Let’s say that you lie to someone, and you do so with no shame or remorse whatsoever. From your perspective, it’s definitely, unabashedly not the truth. And you don’t feel the least bit bad about saying it. You don’t care how your untruth will affect and impact other people. In this case, is that a bald-faced lie or a bold-faced lie? Which is the correct idiom in English?
As it turns out, both bold-faced lie and bald-faced lie are acceptable. You can even say it’s a barefaced lie or a bare-faced lie if you want, and that’d still be right. Let’s dig in a little deeper.
A Bald-Faced Lie
According to most sources, the original English idiom is a barefaced lie and that goes back as far as the 1600s. At the time, at least in and around England, most men sported facial hair. To go clean-shaven was a brazen act that deviated from the cultural norm. It was audacious. By extension, a barefaced lie is brazen and shameless. It’s laid out bare with no attempt to cloak or cover it up.

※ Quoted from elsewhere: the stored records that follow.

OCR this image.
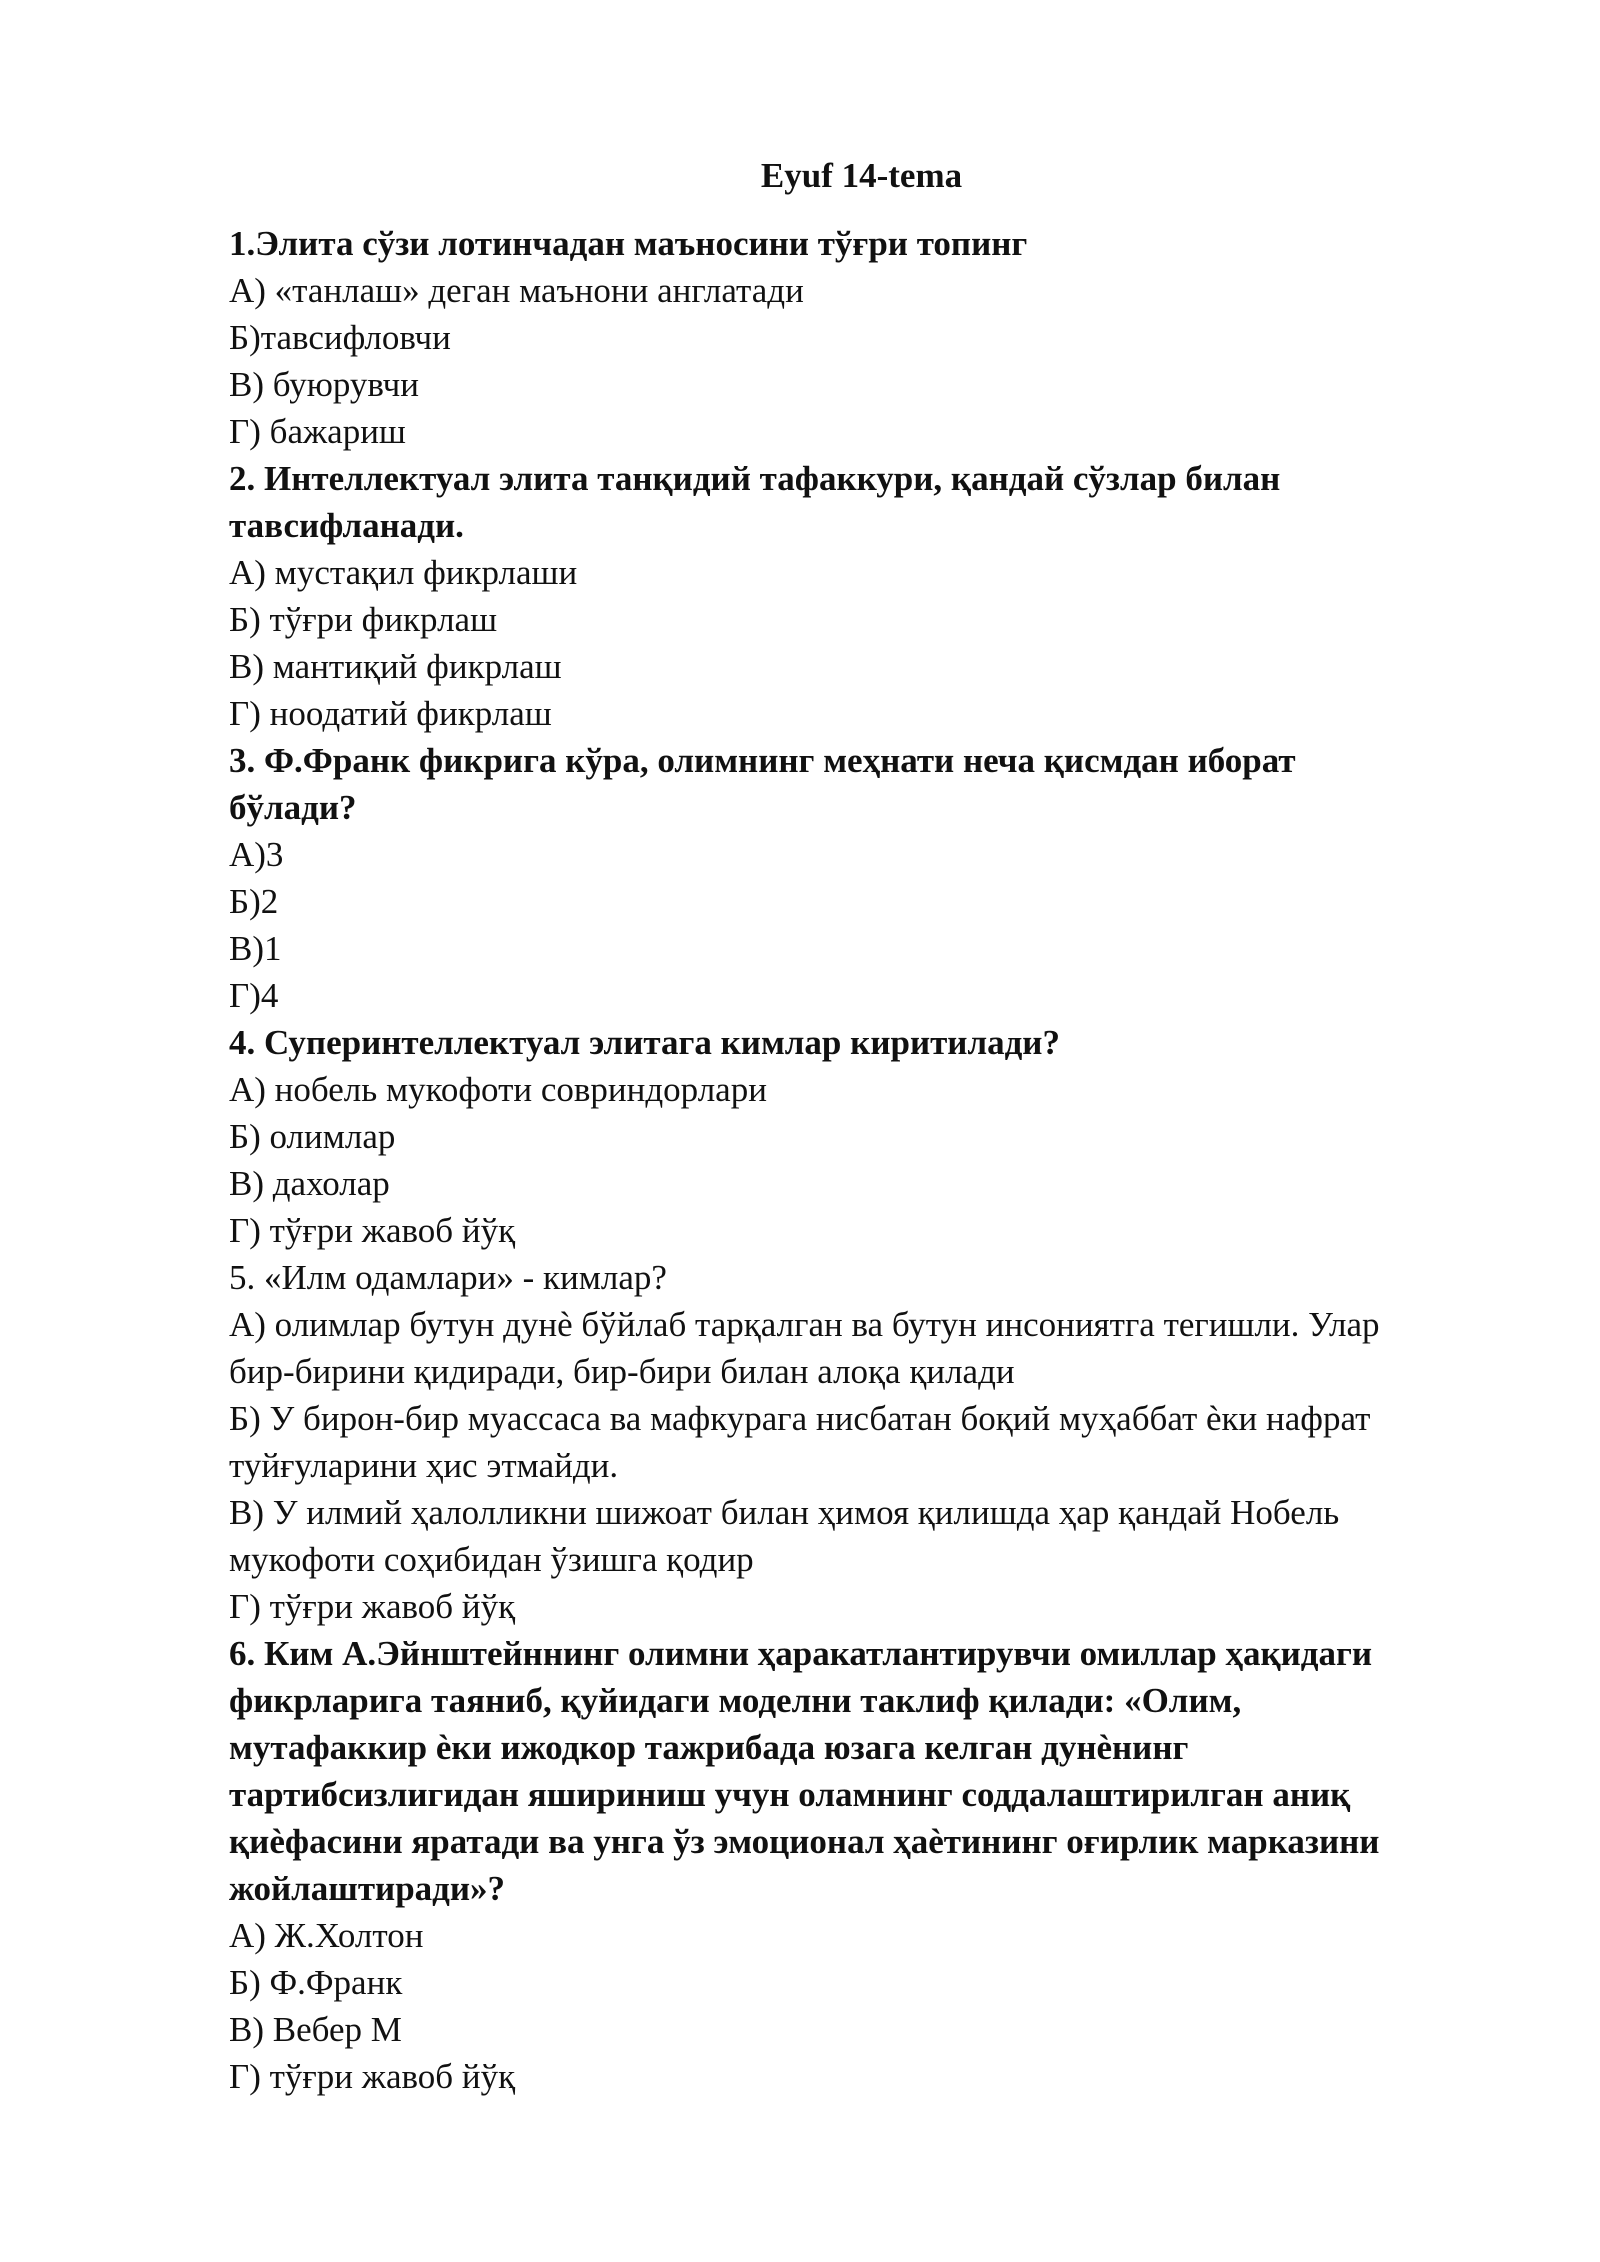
Eyuf 14-tema
1.Элита сўзи лотинчадан маъносини тўғри топинг
А) «танлаш» деган маънони англатади
Б)тавсифловчи
В) буюрувчи
Г) бажариш
2. Интеллектуал элита танқидий тафаккури, қандай сўзлар билан
тавсифланади.
А) мустақил фикрлаши
Б) тўғри фикрлаш
В) мантиқий фикрлаш
Г) ноодатий фикрлаш
3. Ф.Франк фикрига кўра, олимнинг меҳнати неча қисмдан иборат
бўлади?
А)3
Б)2
В)1
Г)4
4. Суперинтеллектуал элитага кимлар киритилади?
А) нобель мукофоти совриндорлари
Б) олимлар
В) дахолар
Г) тўғри жавоб йўқ
5. «Илм одамлари» - кимлар?
А) олимлар бутун дунѐ бўйлаб тарқалган ва бутун инсониятга тегишли. Улар
бир-бирини қидиради, бир-бири билан алоқа қилади
Б) У бирон-бир муассаса ва мафкурага нисбатан боқий муҳаббат ѐки нафрат
туйғуларини ҳис этмайди.
В) У илмий ҳалолликни шижоат билан ҳимоя қилишда ҳар қандай Нобель
мукофоти соҳибидан ўзишга қодир
Г) тўғри жавоб йўқ
6. Ким А.Эйнштейннинг олимни ҳаракатлантирувчи омиллар ҳақидаги
фикрларига таяниб, қуйидаги моделни таклиф қилади: «Олим,
мутафаккир ѐки ижодкор тажрибада юзага келган дунѐнинг
тартибсизлигидан яшириниш учун оламнинг соддалаштирилган аниқ
қиѐфасини яратади ва унга ўз эмоционал ҳаѐтининг оғирлик марказини
жойлаштиради»?
А) Ж.Холтон
Б) Ф.Франк
В) Вебер М
Г) тўғри жавоб йўқ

By the early 1900s or so, referring to an unshaven face as “bald” rather than “bare” gained favor. This extended to the figurative use of the word too, so a barefaced lie became a bald-faced lie, retaining the same underlying meaning. Here is a falsehood, an untruth, a fictional fabrication with a brazen disregard for what other may think or how it may affect them. It’s bald, with nothing to hide or conceal.
A Bold-Faced Lie
Okay, so if a barefaced lie or a bald-faced lie started out with clean-shaven men, how do we get to a bold-faced lie? Really, it comes from the same underlying intention of an utter brashness to telling the untruth. While bald-faced lie continues to be a part of the common vernacular, a bold-faced lie entered the discussion in the late 20th century.
Whether you hyphenate it as bold-faced or smush it together as boldfaced, this is the same brazen lie with a blatant disregard for others. Instead of talking about a lack of facial hair, a bold-faced lie is a bit more direct. Here is a lie told with a face that’s bold. It’s bold in its disrespect and disregard. A “bold” person is confident and unafraid, sometimes to a fault, like when they’re lying right to your face.
While some sources indicate that a bold-faced lie could relate to word processing and how we might bold some text, I’m not as convinced. That just sounds like a bold-faced lie if you ask me.
Bald, Bold, Bare… Which Face Should I Use?
For now, with or without hyphens, all of these are technically correct: bald-faced lie, bold-faced lie, and bare-faced lie. If we consider usage over time, based on Google Ngram Viewer, bald is most common in 2021, followed by bold and then bare.
Paradoxically, if we consider the number of Google search results, the order changes dramatically. Bold-faced lie takes the lead with almost 35 million results, followed by bare-faced lie (24 million) and bald-faced lie (8 million). If you’re champing at the bit for which word to choose, there’s no easy answer.
While bare-faced has been around the longest, people use it the least today. Between the proper edited text scanned by Google Ngram and the “Wild West” of Google results, I’d place more trust in the former. So, if you’re in doubt, picking a bald-faced lie is probably the safest bet. Honest.